The right conditions can be the catalyst to release the potential energy of an idea. Such a catalyst occurred at the 2022 Earth Science Information Partners (ESIP) Summer Meeting that resulted in an innovative initiative between NASA and the Rensselaer Polytechnic Institute (RPI) in Troy, NY. ESIP provided the perfect venue to spark a collaboration that is helping RPI students create apps for using Earth observation data and teaching them how to use these data ethically.
The Catalyst
Created by NASA in 1998, ESIP is a community of data and information technology practitioners who coordinate Earth science interoperability efforts. Starting in 2008, a new feature was added to the last two days of the ESIP Summer Meeting—FUNding Friday.
“We spell FUNding Friday with a capital F-U-N since we want it to be a fun, creative, exciting experience at the end of the Summer Meeting,” says Susan Shingledecker, ESIP executive director. “We want it to be the catalyst that takes a great idea or a brainstorm that happens in a session or in a hallway conversation and creates the incentive to move an idea forward.”
FUNding Friday begins with a raucous, low-tech session where teams create posters about their ideas using flip chart paper and colored markers. “The teams work together on their posters Thursday into Friday morning, then we kick off our final meeting event on Friday with lightning presentations by the teams,” says Shingledecker. “All of the in-person meeting attendees get ballots and vote on the project ideas they most want to see funded.”
Two types of funding awards are given, one for regular meeting attendees and a second for teachers supporting grades K through 12. Cash awards range from $3,000 to $5,000 and include funding for award recipients to attend the next ESIP Summer Meeting to formally present their work and accomplishments. Since 2008, more than 90 member and student projects have received FUNding Friday awards.
It was in the FUNding Friday crucible that NASA and RPI developed a framework that has resulted in a year of discovery, work, and innovation.
The Connection
RPI faculty reached out to NASA several years ago to explore the possibility of having their graduate students work with large Earth observation datasets. Thilanka Munasinghe, a lecturer with the Information Technology and Web Science (ITWS) program in RPI’s School of Science, had his students work with these datasets in his data science and data analytics classes.
During the 2021 and 2022 ESIP Summer Meetings, Elizabeth Joyner, a Science Systems and Applications, Inc. (SSAI) contractor with NASA's Earth Science Data Systems (ESDS) Program and the ESDS community coordinator, saw presentations of work by Munasinghe and his RPI colleagues. At the 2022 summer meeting, she proposed that the RPI team join NASA ESDS in a FUNding Friday proposal to have RPI students use renewable energy data distributed by NASA to develop apps and explore ways of fostering better data use. This work would benefit both RPI and NASA: RPI students would gain experience working with real-world data and developing apps; NASA’s ESDS would gain better insight into how renewable energy data can be used in the development of a new Renewable Energy Data Pathfinder.
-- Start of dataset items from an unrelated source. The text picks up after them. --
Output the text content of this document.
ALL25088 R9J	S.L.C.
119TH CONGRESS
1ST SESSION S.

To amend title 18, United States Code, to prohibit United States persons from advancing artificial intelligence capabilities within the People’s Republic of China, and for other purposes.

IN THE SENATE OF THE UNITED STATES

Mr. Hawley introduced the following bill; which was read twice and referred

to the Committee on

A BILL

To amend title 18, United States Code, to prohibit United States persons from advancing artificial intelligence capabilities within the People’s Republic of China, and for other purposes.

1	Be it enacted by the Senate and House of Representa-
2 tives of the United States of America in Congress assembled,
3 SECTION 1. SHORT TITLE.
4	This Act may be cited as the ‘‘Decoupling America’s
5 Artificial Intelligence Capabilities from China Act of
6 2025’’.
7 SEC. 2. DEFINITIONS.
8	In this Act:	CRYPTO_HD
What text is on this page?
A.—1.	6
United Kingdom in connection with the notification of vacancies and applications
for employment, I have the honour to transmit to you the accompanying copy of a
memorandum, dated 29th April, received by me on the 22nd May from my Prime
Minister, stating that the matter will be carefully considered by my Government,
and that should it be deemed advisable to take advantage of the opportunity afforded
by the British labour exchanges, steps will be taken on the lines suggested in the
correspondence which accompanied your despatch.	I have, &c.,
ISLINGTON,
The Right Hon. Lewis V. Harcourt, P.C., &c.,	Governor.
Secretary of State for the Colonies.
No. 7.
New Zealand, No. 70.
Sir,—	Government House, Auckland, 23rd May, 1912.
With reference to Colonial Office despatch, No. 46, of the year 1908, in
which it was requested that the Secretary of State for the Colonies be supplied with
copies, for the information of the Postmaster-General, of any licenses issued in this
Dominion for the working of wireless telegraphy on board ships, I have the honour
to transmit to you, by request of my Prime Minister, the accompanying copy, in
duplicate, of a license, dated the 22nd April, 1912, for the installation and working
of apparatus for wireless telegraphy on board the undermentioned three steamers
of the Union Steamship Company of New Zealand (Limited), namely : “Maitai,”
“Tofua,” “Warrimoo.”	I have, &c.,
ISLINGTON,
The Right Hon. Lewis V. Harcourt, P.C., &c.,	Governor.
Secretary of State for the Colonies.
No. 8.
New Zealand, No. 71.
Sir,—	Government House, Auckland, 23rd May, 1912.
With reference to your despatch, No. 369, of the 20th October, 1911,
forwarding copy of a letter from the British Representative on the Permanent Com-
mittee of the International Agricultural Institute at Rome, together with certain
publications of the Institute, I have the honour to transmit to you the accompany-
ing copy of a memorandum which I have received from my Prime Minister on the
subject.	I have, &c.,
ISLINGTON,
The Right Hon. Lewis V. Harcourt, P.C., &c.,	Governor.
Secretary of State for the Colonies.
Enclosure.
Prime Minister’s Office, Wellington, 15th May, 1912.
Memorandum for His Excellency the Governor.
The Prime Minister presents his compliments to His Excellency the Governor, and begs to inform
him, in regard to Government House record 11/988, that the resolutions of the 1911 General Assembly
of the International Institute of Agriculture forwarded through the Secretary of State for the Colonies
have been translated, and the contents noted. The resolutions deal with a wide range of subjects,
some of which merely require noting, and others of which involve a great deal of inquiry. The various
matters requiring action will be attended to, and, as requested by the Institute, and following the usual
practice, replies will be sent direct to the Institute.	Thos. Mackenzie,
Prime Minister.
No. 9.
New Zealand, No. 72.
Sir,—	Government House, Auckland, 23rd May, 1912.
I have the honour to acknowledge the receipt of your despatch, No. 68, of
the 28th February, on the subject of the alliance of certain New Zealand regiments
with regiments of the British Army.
The team’s FUNding Friday pitch for Next Generation Tools for Democratizing Data Exploration in NASA Data Pathfinders was selected for funding. Over the next year, Joyner and Ross Bagwell, a SSAI contractor supporting NASA’s Earth Science Data and Information System (ESDIS) Project as principal systems engineer, guided RPI students in using NASA Earth observation data in classes taught by Munasinghe and his RPI colleagues Dr. Brian Robert Callahan and Dr. Kathy Fontaine. Callahan is an ITWS lecturer and director of the Rensselaer Cybersecurity Collaboratory. Fontaine is an ITWS senior lecturer and the program manager for the IBM/RPI Artificial Intelligence (AI) research collaboration.
“We put a FUNding Friday presentation together that has three parts,” says Fontaine. “One is Thilanka’s class working with the datasets on renewable energy in the fall and spring, one is Brian’s class developing apps, and one is my class on ethical informatics, which looks at ethical issues around the research.”
The Work
During the fall 2022 semester, eight student groups worked on projects related to renewable energy in Munasinghe’s data science classes, and Joyner and Bagwell worked with the students every other week. “We discussed, explored, and analyzed data related to renewable energy applications. We conducted machine learning applications, data analytics, and built machine learning models,” says Munasinghe. “With the help of Elizabeth Joyner and Ross Bagwell, we identified what machine learning models can be used [to analyze these data].”
Using the data on which Munasinghe and his students worked, Callahan and his students created apps to enable use of these data by a broader range of data users. “We took the work that Thilanka did and turned it into real-world web applications,” says Callahan.